Unconditional superconvergence analysis of an energy dissipation property preserving nonconforming FEM for nonlinear BBMB equation

In this article, an energy dissipation property preserving modified Crank–Nicolson (CN) fully-discrete scheme is developed and investigated with the nonconforming quadrilateral Quasi-Wilson element for nonlinear Benjamin–Bona–Mahony–Burgers (BBMB) equation. Different from the so-called popular splitting technique used in the previous studies, the boundedness of numerical solution in the broken H^1 -norm is proved directly, which leads to the existence and uniqueness of the numerical solution can be testified strictly via the Brouwer fixed point theorem.
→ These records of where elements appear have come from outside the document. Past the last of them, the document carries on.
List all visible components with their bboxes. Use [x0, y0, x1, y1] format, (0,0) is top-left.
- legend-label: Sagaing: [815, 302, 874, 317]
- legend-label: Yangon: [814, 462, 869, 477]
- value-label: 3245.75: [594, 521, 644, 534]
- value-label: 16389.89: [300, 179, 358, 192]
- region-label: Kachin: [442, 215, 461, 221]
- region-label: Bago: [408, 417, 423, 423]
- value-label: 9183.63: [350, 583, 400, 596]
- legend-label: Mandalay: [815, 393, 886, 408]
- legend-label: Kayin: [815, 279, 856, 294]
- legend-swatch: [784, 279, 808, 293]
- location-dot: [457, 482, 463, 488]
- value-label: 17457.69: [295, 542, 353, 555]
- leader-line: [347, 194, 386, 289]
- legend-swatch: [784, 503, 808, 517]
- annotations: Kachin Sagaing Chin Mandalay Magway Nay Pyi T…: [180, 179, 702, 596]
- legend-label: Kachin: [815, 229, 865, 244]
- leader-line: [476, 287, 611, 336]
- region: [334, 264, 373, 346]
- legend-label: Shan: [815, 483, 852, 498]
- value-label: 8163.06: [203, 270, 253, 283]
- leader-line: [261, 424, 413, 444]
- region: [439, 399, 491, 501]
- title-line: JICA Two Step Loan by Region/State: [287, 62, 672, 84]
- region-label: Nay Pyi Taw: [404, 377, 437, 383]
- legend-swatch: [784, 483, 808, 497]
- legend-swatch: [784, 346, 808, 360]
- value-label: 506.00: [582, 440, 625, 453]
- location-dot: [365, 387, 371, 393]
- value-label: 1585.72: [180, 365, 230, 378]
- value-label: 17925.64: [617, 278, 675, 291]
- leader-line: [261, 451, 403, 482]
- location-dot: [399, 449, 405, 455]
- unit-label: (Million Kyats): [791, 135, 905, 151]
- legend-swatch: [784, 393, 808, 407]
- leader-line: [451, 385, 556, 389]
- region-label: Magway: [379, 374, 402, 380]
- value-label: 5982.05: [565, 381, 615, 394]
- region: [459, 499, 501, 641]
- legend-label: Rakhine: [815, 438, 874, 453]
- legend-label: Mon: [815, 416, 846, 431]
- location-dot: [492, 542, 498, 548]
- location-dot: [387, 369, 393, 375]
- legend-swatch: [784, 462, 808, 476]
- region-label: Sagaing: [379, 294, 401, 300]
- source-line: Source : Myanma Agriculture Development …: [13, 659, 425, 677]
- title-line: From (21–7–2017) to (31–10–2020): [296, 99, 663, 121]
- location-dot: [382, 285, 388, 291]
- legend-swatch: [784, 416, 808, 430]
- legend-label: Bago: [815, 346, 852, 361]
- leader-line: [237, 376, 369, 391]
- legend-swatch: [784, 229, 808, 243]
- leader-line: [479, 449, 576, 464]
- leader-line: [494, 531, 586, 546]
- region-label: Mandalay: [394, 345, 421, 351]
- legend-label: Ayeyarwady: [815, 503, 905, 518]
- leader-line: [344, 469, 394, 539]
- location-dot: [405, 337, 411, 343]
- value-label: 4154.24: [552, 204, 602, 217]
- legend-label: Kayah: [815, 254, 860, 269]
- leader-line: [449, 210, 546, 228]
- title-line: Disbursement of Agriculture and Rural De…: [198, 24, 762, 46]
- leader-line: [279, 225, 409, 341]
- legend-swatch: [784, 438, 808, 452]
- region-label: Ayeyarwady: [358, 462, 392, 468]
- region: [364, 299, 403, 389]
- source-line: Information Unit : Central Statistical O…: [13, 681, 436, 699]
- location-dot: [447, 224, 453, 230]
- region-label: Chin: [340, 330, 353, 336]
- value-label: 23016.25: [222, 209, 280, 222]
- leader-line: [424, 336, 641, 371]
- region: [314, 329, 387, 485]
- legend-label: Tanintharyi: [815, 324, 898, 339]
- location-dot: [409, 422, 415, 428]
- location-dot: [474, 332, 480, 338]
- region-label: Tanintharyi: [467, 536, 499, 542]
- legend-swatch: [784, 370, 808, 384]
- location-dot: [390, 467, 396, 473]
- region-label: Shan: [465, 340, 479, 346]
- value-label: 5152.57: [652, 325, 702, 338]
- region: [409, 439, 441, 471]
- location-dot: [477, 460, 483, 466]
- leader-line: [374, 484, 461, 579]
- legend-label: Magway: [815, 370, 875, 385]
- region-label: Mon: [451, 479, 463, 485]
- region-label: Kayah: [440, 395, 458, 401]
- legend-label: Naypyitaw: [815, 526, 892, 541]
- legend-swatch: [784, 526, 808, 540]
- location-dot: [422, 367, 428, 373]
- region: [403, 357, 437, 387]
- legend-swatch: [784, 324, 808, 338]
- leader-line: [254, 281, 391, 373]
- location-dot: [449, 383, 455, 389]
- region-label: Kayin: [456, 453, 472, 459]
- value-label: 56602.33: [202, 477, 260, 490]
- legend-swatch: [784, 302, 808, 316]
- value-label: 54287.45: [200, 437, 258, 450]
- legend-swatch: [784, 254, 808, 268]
Then, with the help of the special character of this element, that is, the consistency error can be estimated with order O(h^2), one order higher than its interpolation error, the unconditional supercloseness of order O(h^2+τ ^2) on quadrilateral meshes are deduced rigorously without any restriction between mesh size h and time step τ . Further, through the interpolation post-processing technique, the unconditional global superconvergence estimate on quadrilateral meshes is acquired. Finally, some numerical experiments are conducted to confirm the theoretical analysis. It is shown that the proposed scheme has much better performance than the famous Wilson element. Here, we mention that the presented approach and analysis are also valid to some other known low order conforming and nonconforming finite elements.